Winning the power game at the World Cup1 August 2010
The supply of reliable power for the broadcast media at a high profile global sports event such as the 2010 FIFA World Cup is critical to the success of the tournament.
While hundreds of thousands of fans watched the games at stadiums in South Africa, hundreds of millions worldwide watched them on their TVs. The power supply for the broadcast compounds in each stadium and the International Broadcast Centre (IBC) was therefore an essential component of the whole enterprise, and it was vital that this supply was of the highest quality. Technical broadcast quality means an uninterrupted perfectly stable supply with no voltage fluctuations or surges and free from switching spikes. One of the reasons the organisers decided on generators rather than the utility was that the utility supply was rising to 270 V at times.
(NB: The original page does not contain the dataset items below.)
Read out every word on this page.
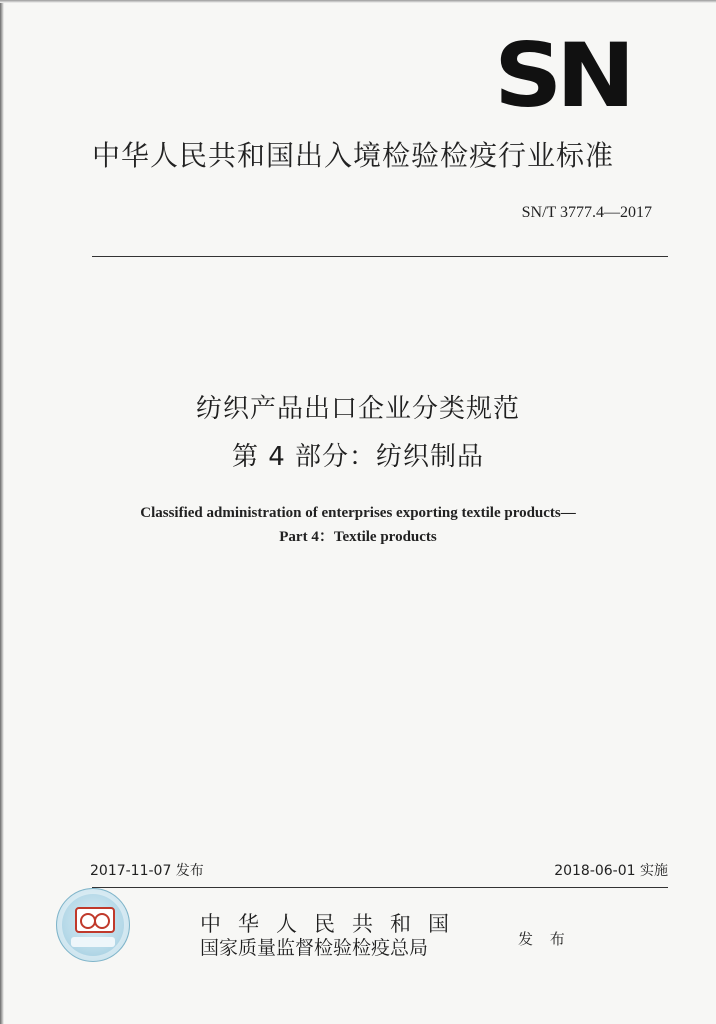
SN
中华人民共和国出入境检验检疫行业标准
SN/T 3777.4—2017
纺织产品出口企业分类规范
第 4 部分：纺织制品
Classified administration of enterprises exporting textile products—
Part 4：Textile products
2017-11-07 发布	2018-06-01 实施
中华人民共和国
国家质量监督检验检疫总局	发 布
This kind of power quality is demanded by the extremely delicate equipment that is used by modern broadcasting companies. It is susceptible to power surges and losses no matter how small they are. Such faults can cause poor sound values or flickering on the signal or in some extreme cases no signal at all. Perhaps the most serious problem is that even the shortest break in power supply would result in the hundreds of computers controlling the live feeds from the IBC shutting down and having to be rebooted, and a wait of many hours before the systems would be fully operational again. This would be disastrous, because the IBC manages the media satellite feeds to hundreds of broadcasters around the world.
In April Shanduka-Aggreko, a joint-venture between the local energy company Shanduka Energy and the global power rentals specialist Aggreko, became the ‘official’ supplier of rental power for the broadcasting of the tournament which was held in 10 stadiums between 11 June and 11 July. The JV’s power contract called for the provision of top quality broadcasting power in all ten stadiums, at IBC and at FIFA headquarters.
Aggreko has a long track record of delivering reliable power systems for the broadcasting of major events, such as the 2008 Beijing Olympics and previous FIFA World Cups, in a broad range of conditions and situations and it knows the variety of problems that
can occur and the importance of good preparation.
The role of the specialist temporary power provider at such a high profile international event is to bring the power supply experience at the early planning and design stages. In addition to delivering and installing the necessary equipment it must provide the teams of operators and service engineers that will ensure delivery throughout the event.
The power team worked closely with the organisers, the consultant Arup and the end user client HBS to configure a suitable power system, and to guard against the risk of breakdown. Aggreko also designed and agreed a redundancy policy which met the client’s reliability and cost requirements. For critical applications multiple generators were kept running on part load, able to accept seamlessly a new load from a failed machine. For non-critical applications where a break in supply was permissible they used automatic transfer switches.
Most international sports events take place in one large venue which in itself presents many unique power supply problems. However, the World Cup took place in 10 different stadiums, each needing a broadcast level supply. Each of these stadiums had to be treated as an individual project, as they vary in size, design and city location, so transportation was always going to be a logistical problem. At each venue cable paths were required that met power distribution needs while ensuring safe and secure routes away from the public. At most sites the power generator compound was some distance from the stadium itself, so cable bridges that were independently certified to carry the power safely over some roadways and footpaths were designed and constructed, then built by approved contractors.
The 2009 Confederations Cup in South Africa provided the opportunity for a test run. During it the power team was able to work closely with the organisers and their consultants to refine the ways in which the project was to be managed. As a result of this the contract for the supply of cable bridges and pathways was awarded to Shanduka-Aggreko for the 2010 World Cup.
In South Africa, in contrast to the 2008 Beijing Olympics, the equipment for the IBC was operating 24/7 during the tournament and was already providing power months before the event during the establishment and testing of the media broadcasting facilities. In total, the power team provided 36 MVA of power generation capacity via 58 electricity generators and some 55 km of distribution cables. The generators were a combination of Aggreko 500 kVA and 800 kVA generating sets at the IBC and 800 kVA sets at each stadium. Each stadium had 3x800 kVA sets for broadcasting. The sets generated 1.5 MVA at each stadium and 16 MVA for the IBC. In addition, the company provided twin 350 kVa generators at each venue to provide power for the large LED pitch boards which carry the sponsor’s messages during the matches.